Berkeley Magazine, Summer 1999




HEARST MUSEUM'S GLOBE TROTTING WEPE

One of the most prized possessions in the campus's Phoebe Hearst Museum of Anthropology traveled to the Louvre Museum in Paris this spring and is now part of a major exhibit on Egypt's Old Kingdom.

So precious is this artifact -- an extraordinarily painted and carved stela, or stone slab, that bears the likeness of Prince Wepemnofret (IVth Dynasty, 2630-2524 B.C.) -- that it was escorted every step of the way by the museum's conservator, Madeleine Fang.

Fang also will fly with "Wepe" (pronounced WHEP'-pee), the museum staff's nickname for the stela, when it leaves the Louvre late this summer for a Sept. 7 opening at New York's Metropolitan Museum of Art.

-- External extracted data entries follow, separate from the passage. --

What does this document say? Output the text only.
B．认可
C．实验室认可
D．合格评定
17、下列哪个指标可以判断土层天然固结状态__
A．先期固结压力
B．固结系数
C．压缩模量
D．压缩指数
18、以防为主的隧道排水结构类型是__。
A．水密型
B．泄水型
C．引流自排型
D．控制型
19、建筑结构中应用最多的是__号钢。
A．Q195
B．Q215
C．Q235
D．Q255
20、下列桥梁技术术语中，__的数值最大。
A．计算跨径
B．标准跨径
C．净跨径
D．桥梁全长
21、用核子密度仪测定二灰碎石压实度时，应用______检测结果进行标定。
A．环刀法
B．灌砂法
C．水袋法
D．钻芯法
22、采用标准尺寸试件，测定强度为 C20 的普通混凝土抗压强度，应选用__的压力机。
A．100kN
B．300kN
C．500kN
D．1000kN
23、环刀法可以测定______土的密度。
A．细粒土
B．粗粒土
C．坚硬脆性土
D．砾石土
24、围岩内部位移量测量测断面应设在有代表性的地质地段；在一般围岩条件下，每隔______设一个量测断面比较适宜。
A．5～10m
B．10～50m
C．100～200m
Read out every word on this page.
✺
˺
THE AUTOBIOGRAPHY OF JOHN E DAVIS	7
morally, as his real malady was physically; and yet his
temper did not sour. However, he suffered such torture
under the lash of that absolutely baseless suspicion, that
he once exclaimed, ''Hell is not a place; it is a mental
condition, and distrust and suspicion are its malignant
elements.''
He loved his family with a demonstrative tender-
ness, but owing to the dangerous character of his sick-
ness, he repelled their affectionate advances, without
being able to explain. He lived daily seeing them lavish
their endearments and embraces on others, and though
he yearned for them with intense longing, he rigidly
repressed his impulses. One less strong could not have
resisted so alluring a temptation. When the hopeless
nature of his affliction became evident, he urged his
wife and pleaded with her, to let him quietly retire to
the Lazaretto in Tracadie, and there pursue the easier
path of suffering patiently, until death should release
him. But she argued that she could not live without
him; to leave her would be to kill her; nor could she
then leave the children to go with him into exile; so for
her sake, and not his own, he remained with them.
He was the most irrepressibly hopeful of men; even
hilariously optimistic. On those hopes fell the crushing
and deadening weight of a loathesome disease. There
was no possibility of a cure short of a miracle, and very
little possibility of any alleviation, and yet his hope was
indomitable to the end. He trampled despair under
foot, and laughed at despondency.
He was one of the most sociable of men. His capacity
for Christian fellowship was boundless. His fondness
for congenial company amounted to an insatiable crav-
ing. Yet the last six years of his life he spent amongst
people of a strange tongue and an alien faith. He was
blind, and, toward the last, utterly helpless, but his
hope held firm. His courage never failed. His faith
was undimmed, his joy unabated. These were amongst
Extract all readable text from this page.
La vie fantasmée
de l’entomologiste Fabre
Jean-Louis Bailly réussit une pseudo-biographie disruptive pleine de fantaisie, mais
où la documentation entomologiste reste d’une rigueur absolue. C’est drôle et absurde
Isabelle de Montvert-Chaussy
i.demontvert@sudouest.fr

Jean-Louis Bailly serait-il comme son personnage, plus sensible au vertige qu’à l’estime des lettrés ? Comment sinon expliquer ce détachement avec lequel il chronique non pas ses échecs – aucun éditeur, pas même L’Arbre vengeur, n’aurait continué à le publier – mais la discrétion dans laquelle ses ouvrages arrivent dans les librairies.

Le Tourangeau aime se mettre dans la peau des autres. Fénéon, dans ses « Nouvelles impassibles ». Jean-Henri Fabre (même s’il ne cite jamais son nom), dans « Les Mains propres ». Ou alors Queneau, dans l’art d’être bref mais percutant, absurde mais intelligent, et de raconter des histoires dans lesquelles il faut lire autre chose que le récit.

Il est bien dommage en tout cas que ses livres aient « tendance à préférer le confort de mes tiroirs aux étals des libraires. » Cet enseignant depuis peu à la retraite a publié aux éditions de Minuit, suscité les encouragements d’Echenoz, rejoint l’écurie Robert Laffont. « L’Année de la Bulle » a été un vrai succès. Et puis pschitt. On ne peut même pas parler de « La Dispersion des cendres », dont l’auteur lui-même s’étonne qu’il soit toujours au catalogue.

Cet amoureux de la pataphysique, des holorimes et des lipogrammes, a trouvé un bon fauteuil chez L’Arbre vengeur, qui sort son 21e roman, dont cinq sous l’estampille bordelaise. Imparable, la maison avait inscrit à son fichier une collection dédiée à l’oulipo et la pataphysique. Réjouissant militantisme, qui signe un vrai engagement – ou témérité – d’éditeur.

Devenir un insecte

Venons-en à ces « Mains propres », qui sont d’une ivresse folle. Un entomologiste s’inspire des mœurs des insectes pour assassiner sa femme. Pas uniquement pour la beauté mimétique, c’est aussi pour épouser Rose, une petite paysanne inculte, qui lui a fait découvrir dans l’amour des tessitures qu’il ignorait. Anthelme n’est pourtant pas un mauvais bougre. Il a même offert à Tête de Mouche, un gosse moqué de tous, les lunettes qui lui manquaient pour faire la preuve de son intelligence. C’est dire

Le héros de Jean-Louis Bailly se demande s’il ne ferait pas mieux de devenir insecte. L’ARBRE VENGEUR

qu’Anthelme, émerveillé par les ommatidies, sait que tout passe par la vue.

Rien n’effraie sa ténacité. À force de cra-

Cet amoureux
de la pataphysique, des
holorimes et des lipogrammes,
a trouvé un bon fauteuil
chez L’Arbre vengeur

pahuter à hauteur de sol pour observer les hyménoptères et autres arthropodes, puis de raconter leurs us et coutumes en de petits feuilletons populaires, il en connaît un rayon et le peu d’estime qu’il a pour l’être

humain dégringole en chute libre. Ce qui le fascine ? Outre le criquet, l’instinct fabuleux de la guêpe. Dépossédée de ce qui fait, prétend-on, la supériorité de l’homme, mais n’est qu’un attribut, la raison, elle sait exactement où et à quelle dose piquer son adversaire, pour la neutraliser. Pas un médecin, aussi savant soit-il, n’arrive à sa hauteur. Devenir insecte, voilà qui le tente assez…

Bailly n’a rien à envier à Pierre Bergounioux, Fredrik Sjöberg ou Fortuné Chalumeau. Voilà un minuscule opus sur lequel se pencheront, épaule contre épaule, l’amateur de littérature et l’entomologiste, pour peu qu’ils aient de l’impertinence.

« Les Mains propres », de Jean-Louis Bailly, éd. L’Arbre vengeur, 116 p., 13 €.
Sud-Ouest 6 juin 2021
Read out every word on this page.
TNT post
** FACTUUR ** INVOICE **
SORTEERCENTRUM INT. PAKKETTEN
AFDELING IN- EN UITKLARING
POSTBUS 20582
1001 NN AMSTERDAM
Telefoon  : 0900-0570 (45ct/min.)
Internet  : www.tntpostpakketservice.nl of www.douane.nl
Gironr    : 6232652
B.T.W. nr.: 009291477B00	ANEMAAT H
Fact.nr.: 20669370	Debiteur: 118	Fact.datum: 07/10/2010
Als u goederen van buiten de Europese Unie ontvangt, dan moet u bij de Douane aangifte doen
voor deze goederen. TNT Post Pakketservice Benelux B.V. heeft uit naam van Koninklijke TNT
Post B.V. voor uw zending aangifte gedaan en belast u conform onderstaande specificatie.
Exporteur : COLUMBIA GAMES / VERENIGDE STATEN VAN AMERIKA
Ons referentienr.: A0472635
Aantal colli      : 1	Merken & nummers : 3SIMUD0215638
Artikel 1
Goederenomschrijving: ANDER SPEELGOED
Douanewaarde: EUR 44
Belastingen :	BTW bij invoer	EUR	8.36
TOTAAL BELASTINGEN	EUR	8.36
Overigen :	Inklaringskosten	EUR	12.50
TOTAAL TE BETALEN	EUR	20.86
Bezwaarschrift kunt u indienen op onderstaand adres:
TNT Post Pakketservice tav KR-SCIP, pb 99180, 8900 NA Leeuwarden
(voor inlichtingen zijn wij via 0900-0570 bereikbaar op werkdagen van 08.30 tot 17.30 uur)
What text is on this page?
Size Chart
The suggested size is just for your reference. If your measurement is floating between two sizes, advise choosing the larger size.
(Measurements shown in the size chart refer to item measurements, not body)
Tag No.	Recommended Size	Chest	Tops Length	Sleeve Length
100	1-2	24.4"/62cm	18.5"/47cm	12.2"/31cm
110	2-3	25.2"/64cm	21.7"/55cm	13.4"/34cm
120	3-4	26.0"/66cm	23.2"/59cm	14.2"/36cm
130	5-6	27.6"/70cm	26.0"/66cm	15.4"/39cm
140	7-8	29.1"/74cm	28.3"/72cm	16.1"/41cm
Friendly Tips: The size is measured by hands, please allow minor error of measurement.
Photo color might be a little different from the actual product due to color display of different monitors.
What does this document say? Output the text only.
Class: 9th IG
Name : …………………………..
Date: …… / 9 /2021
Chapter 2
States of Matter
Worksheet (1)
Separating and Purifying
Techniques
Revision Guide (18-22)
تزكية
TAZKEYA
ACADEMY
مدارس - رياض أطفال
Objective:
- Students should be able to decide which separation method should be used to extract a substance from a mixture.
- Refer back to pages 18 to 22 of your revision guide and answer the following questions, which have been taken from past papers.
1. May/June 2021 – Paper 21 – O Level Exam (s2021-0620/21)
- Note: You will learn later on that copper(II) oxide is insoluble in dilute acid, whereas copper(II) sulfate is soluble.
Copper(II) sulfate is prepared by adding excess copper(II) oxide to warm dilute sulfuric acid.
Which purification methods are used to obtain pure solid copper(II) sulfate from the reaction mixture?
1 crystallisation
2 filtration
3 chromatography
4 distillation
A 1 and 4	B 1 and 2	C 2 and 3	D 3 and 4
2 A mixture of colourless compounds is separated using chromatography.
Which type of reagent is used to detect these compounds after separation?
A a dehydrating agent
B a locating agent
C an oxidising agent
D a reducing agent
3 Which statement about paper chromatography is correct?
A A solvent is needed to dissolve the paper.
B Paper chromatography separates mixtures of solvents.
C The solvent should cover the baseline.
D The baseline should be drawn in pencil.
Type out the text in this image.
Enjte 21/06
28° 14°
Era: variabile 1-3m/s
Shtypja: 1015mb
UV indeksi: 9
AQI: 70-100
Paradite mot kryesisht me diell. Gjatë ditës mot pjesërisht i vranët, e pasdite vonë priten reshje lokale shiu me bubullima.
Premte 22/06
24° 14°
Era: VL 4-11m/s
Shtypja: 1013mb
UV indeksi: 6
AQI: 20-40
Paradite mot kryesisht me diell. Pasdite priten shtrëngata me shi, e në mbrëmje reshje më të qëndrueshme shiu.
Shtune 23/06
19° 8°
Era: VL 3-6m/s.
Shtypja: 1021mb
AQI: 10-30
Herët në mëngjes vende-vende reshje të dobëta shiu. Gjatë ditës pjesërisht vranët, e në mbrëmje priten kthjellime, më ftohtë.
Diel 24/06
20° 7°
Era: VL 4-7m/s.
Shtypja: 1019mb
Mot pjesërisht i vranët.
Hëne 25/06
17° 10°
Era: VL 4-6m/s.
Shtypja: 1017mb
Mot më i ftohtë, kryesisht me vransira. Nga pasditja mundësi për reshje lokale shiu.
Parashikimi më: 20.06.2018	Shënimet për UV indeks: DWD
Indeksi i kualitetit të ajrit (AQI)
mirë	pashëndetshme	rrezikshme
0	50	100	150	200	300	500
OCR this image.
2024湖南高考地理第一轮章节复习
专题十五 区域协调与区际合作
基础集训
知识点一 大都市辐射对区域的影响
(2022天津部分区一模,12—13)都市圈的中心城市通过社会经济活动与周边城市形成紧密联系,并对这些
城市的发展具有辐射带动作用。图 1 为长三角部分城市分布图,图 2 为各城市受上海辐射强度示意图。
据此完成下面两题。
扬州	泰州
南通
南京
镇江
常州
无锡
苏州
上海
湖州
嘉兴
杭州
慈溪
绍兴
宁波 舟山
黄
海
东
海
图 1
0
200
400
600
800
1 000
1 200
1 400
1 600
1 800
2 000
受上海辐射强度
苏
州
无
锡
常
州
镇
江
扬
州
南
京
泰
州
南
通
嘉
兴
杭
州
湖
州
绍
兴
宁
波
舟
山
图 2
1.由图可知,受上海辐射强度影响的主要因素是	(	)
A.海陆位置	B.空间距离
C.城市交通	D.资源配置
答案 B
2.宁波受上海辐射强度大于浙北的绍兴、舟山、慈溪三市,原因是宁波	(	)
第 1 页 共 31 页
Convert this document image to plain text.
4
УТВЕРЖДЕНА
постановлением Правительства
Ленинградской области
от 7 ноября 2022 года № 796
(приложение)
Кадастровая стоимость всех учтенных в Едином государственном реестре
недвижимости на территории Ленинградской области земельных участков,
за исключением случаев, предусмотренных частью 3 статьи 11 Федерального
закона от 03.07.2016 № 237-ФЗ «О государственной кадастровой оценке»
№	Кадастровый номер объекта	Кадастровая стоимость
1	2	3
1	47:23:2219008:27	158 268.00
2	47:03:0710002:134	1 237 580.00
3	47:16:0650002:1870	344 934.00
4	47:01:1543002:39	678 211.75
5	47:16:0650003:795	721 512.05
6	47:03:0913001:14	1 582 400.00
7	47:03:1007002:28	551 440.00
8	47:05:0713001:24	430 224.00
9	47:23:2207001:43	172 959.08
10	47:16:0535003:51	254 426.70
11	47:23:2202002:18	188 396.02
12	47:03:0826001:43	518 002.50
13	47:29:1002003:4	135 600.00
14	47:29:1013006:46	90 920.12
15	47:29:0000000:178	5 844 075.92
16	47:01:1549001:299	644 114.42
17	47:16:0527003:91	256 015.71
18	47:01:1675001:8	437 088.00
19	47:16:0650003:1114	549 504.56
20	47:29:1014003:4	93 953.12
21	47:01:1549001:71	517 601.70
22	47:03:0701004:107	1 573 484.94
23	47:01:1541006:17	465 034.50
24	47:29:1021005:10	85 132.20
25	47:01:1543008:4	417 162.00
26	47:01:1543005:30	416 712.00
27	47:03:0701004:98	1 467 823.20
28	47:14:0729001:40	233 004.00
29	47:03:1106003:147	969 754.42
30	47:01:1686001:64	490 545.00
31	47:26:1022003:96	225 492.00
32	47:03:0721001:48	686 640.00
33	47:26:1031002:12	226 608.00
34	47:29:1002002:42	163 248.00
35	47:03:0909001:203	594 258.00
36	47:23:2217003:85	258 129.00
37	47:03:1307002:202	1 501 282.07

"We're very concerned about Wepe," said Fang. "He hasn't traveled before, at least not for an exhibit."

Fang will make sure Wepe isn't left sitting in the sun on a runway or opened during customs inspection, thus destroying the controlled microclimate within the stela's padded crate.

In 1961, the exquisite artifact was taken to the Boston Museum of Fine Arts for major conservation work. But, aside from that journey, the 17- by 28-inch treasure hasn't left Berkeley since it was acquired in 1907.

The stela was discovered in 1905 adjacent to the prince's empty tomb at Giza by archaeologist George Reisner. He headed UC's Hearst expedition to that region of the Great Pyramids.

The object had been sealed behind a wall of stone slabs that protected its surface for almost five millennia. The depiction of a young prince and surrounding hieroglyphic symbols are in relief, so finely done that a figure of a frog shows its mottled skin. Wepe and five other Egyptian objects from the Hearst museum are in the Louvre's special Egyptian exhibit through July 12. After their New York visit, they travel to Toronto's Royal Ontario Museum for an opening on Feb. 12, 2000.